Quanto ao diagnóstico, não há o que contestar. Chega a ser assustador o assédio a Lula – não o popular, porque esse, mesmo eventualmente efêmero, é desinteressado. Mas o dos ?amigos do poder?, em todos os segmentos sociais, profissionais ou partidários.
É no desdobramento, na formulação sobre doutrina e ética jornalística, e na solução proposta, que está o xis do problema.

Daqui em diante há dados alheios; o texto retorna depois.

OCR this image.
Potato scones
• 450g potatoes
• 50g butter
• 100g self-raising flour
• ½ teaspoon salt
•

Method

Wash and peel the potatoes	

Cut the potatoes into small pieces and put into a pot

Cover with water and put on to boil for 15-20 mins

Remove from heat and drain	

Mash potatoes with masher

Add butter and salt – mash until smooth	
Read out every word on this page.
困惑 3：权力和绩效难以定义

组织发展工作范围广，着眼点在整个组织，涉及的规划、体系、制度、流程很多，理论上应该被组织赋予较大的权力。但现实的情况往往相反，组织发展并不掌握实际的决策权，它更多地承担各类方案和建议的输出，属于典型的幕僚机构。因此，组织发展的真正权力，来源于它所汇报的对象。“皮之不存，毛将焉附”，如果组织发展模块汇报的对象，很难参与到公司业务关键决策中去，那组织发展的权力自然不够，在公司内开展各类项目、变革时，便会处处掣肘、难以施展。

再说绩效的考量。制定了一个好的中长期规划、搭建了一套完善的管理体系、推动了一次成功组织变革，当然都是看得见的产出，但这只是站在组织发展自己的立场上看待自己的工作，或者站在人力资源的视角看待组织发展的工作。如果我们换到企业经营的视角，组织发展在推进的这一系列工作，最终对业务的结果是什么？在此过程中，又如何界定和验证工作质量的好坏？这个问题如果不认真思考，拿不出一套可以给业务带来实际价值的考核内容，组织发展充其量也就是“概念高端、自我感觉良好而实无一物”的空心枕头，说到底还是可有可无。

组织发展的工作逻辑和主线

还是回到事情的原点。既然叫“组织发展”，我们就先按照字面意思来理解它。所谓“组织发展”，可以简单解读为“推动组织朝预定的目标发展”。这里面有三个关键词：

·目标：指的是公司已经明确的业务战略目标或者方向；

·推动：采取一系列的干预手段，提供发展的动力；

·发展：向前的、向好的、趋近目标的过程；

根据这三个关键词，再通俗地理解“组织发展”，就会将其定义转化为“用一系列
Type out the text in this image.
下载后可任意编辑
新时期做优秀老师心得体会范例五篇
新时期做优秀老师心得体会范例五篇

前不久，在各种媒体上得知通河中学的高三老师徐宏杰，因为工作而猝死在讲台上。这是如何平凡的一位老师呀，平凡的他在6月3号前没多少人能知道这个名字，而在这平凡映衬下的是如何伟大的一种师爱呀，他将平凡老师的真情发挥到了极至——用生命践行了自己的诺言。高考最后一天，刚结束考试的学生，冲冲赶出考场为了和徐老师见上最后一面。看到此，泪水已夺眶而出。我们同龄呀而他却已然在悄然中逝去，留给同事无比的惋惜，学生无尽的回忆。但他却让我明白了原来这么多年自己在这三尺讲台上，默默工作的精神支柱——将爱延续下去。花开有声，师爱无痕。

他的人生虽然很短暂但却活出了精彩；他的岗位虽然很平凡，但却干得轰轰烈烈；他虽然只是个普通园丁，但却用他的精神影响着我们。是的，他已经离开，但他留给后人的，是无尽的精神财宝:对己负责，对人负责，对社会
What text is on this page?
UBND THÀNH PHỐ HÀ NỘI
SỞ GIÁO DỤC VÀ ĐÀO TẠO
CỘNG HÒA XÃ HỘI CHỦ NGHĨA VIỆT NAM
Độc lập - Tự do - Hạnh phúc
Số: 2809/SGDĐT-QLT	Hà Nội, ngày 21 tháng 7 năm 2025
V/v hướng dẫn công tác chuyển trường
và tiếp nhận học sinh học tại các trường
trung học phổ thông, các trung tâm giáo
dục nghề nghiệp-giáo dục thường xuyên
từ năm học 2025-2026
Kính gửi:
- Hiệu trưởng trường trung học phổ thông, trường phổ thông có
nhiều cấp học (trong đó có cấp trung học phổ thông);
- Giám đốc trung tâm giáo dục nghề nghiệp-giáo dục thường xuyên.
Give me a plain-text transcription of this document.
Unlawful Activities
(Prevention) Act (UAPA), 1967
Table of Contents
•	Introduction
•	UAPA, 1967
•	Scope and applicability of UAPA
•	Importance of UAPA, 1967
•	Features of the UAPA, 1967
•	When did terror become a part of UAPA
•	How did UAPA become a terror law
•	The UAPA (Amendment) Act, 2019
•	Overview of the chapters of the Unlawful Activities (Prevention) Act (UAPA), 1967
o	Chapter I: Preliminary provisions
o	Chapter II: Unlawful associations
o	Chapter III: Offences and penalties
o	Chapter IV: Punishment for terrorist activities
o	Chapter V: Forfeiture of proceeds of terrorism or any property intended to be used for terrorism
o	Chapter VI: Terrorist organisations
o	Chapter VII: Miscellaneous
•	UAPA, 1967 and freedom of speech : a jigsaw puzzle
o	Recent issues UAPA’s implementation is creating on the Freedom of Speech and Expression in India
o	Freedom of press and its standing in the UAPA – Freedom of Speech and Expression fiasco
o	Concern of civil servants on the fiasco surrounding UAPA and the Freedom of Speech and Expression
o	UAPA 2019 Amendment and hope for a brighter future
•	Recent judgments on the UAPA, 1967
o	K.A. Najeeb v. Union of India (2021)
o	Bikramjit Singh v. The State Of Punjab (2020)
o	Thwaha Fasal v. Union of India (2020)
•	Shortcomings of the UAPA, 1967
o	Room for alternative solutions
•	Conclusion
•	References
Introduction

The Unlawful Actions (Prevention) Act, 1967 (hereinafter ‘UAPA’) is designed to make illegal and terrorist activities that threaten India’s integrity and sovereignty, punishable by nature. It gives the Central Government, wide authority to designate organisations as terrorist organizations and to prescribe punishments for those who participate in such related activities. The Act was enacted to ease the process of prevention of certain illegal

Villas-Bôas inicia seu artigo de forma contundente. ?Não posso, não devo, não quero mudar. Não vou aderir? , antecipando a conclusão não menos provocante: ?Não sou a favor nem contra. Simplesmente não vou aderir?. A referência do que é correto estaria, então, no Compromisso com a isenção, gravado no título.
A partir daqui, peço passagem para a discordância.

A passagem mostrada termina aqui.